An Introduction to Public Benefit Exchanges

Both public and private health benefit exchanges provide marketplaces which offer a variety of health care coverage options to individuals and employers. They make recommendations to consumers based on their specific needs and provide a variety of recommended plans to choose from. After purchasing, they also continue to provide ongoing customer service support and offer administrative support, such as easy online and automated billing. However, there are also some differences between public and private exchanges which businesses should be aware of.

Private exchanges are managed by private companies or brokers, whereas public exchanges are run by a government entity. They may be state based, in which the state sets up and runs the exchanges, state partnership exchanges, in which the state runs certain aspects of the exchange with the federal governments managing others. Alternatively, states may choose to use federally facilitated exchanges in which the federal government sets up and manages many aspects of the public benefit exchanges.

Under the Patient Protection and Affordable Care Act, each state will be required to have two types of public exchanges set up ready for 2014. These include an American Health Benefit Exchange, also known as an individual exchange, and a small business health options program (SHOP). These exchanges will be required to offer plans which are ‘qualified health plans’ (QHPs) and which meet specific requirements, adhering to new health care reform regulations. Plans will be required to cover essential health benefits, such as hospitalizations, emergency services, maternity care, mental health services, prescription drugs, preventative, and wellness services amongst other requirements. Individuals who are unable to afford health care coverage may be eligible for subsidies or premium credits, to help pay towards health care coverage.

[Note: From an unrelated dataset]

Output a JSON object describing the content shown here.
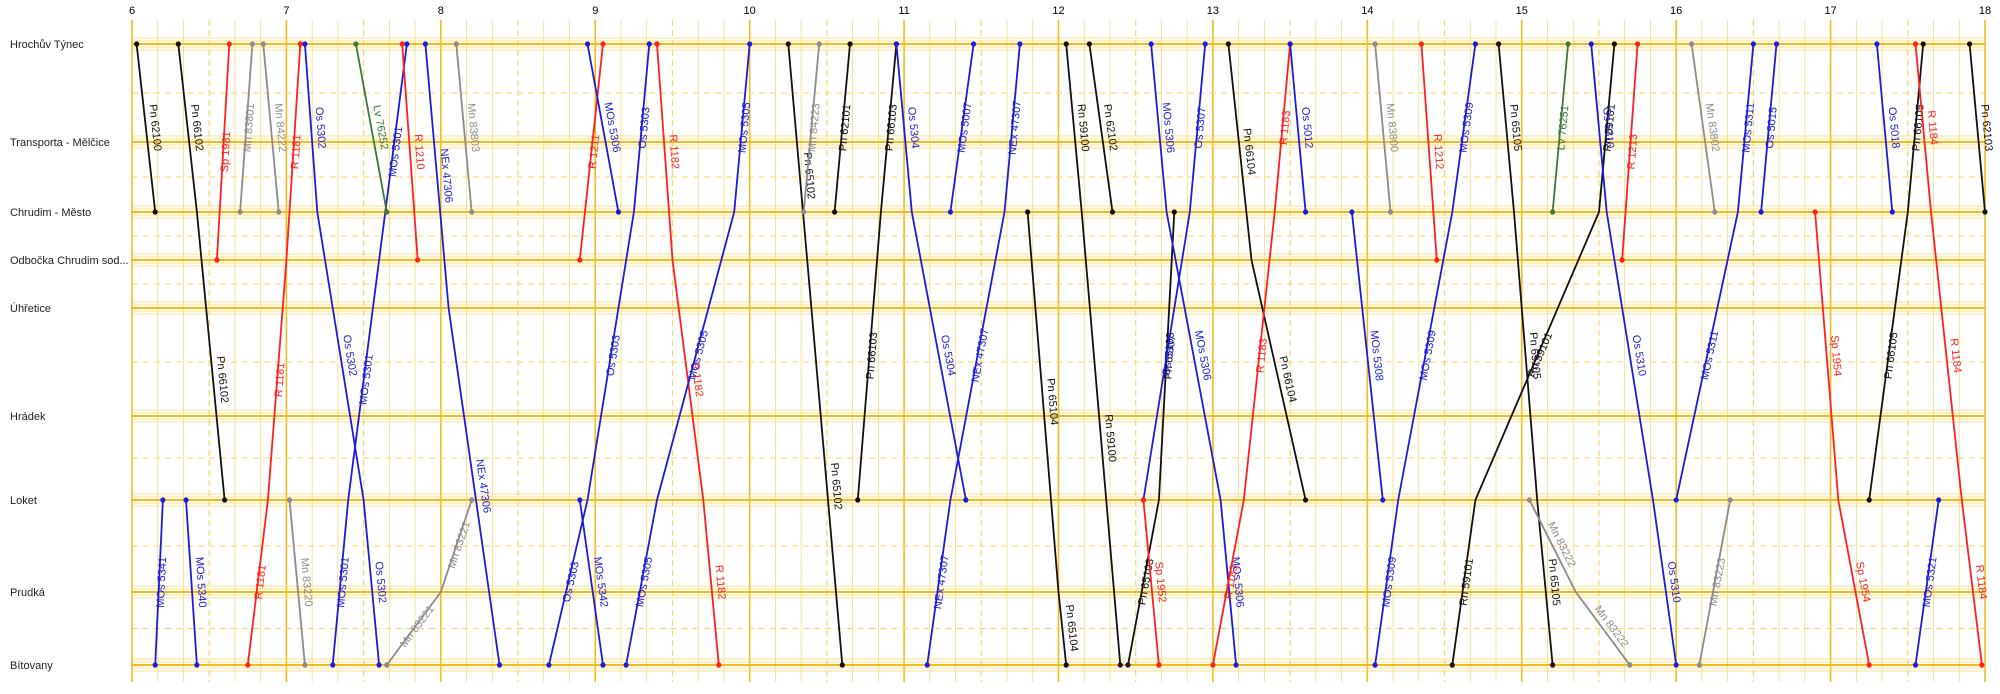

The public benefit exchanges will also offer a variety of additional advantages, such as providing an online portal or website, in which consumers can access plan information, including the cost of plans, quality ratings, in ways which are easy to follow. Their websites will also include online calculators, helping consumers to engage in more informed decision making, estimating the cost of covering their employees, whilst taking into consideration other contributions, such as employee’s tax credits. Customer service operators will also be available to help companies choose plans, and to help advise companies on any tax credits or other sources of support that may be available to them. They will also help to provide support regarding any disputes with carriers, and allow for consumers to provide feedback regarding their coverage.

As the health care reform will bring many changes with it, employers must also be aware of how it will affect their company, including their responsibilities as employers. Many subsidies or tax credits offered to both individuals and small businesses will only be available through public exchanges and should be an important consideration when choosing which exchange to work with. These changes may result in companies choosing to rethink their current health care coverage and choose to work with these new public exchanges.